Cette stratégie est perdante dans tous les pays qui la permettent en s’attaquant au code du travail et aux droits des salarié-es. Le résultat c’est un affaiblissement industriel doublé d’un affaiblissement des exportations et de la balance commerciale.
La responsabilité des multinationales dans ce dogme est grande, celle des politiques qui les écoutent l’est tout autant. Affaiblir les capacités industrielles, de recherche et d’innovation en France, en faisant planer les menaces de fermetures de fours dans un avenir proche, est l’inverse de la stratégie gagnante que nous portons depuis plusieurs décennies à SGE et Verallia.
Pour rappel :
La CGT St-Gobain Emballage puis Verallia s’est toujours impliquée dans la stratégie économique, industrielle, sociale et désormais écologique de l’entreprise.
Des dizaines d’accords signés par la CGT dans les domaines aussi variés que l’investissement, l’économique, le droit syndical et bien entendu le social ont permis que notre organisation syndicale, s’appuyant toujours sur les salarié-es pour mieux les représenter, soit aujourd’hui reconnue et participe de façon active dans la vie des entreprises, à leur gouvernance comme par exemple dans les conseils d’administrations de grand groupe comme Saint-Gobain.
Vous n’êtes pas non plus sans ignorer qu’avant votre arrivée, la CGT Verallia a proposé un projet économique, capitalistique, social et écologique dans le cadre de la vente de Verallia par le groupe St-Gobain :
Nos propositions ont toutes été étudié-es et pour la plupart retenu-es, je vous en rappelle les principales :
– Maintien des centres de décisions et du siège social en France
– Accord de 5 ans pérennisant et grandissant les investissements sur tous les sites français
– Participation de 30% dans le capital de Verallia de la BPI, ramené à 10% par Apollo et St-Gobain (Banque Publique d’Investissement, qui malheureusement a oublié qu’elle devait être une Banque de la République)

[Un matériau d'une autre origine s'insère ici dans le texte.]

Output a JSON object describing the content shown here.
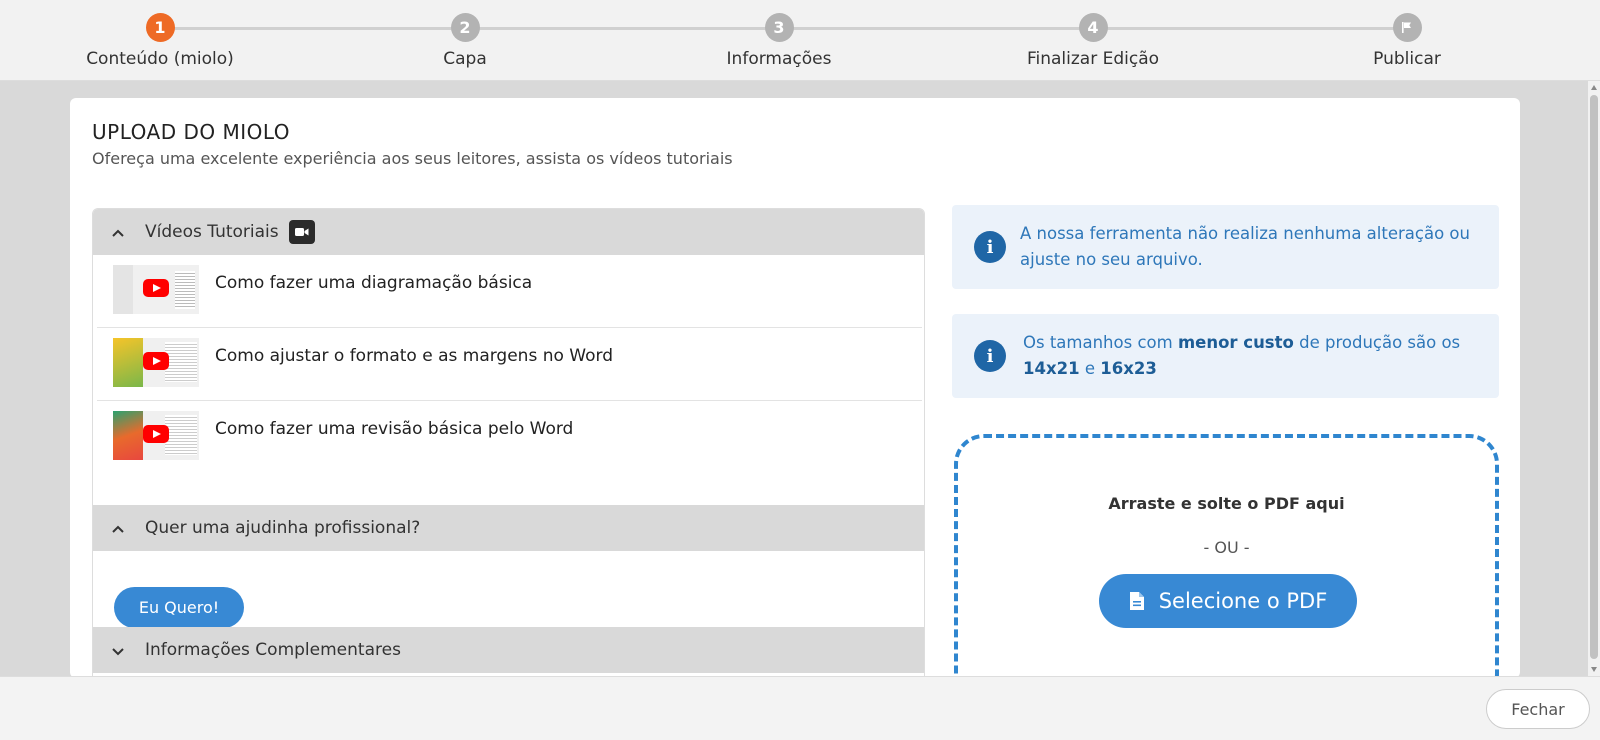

– Participation des salarié-es dans le capital avec des administrateurs salarié-es (qui nous ont été accordé-es bien plus tard et qui font l’objet de discriminations dans leur mandat)
– Accord pérennisant l’ensemble des accords signés par la CGT et les autres organisations syndicales depuis St-Gobain Industrie, SGE, puis Verallia.
Avec Jean-Pierre Floris et les anciens de l’équipe St-Gobain nous avons poursuivi ce travail et ce dialogue constructif, notamment en signant un accord permettant de valoriser la prime de vacances à hauteur d’un mois de salaires et un pacte social pour anticiper les conflits sociaux dans les sites et lier augmentation des rendements avec une meilleure reconnaissance salariale et professionnelle.
Je regrette que ce pacte social n’ait pas été mieux concrétisé dans les sites avec notamment des formations et des adaptations en fonction de la culture et de l’histoire de chaque verrerie.
Il n’est d’ailleurs pas trop tard pour bien faire.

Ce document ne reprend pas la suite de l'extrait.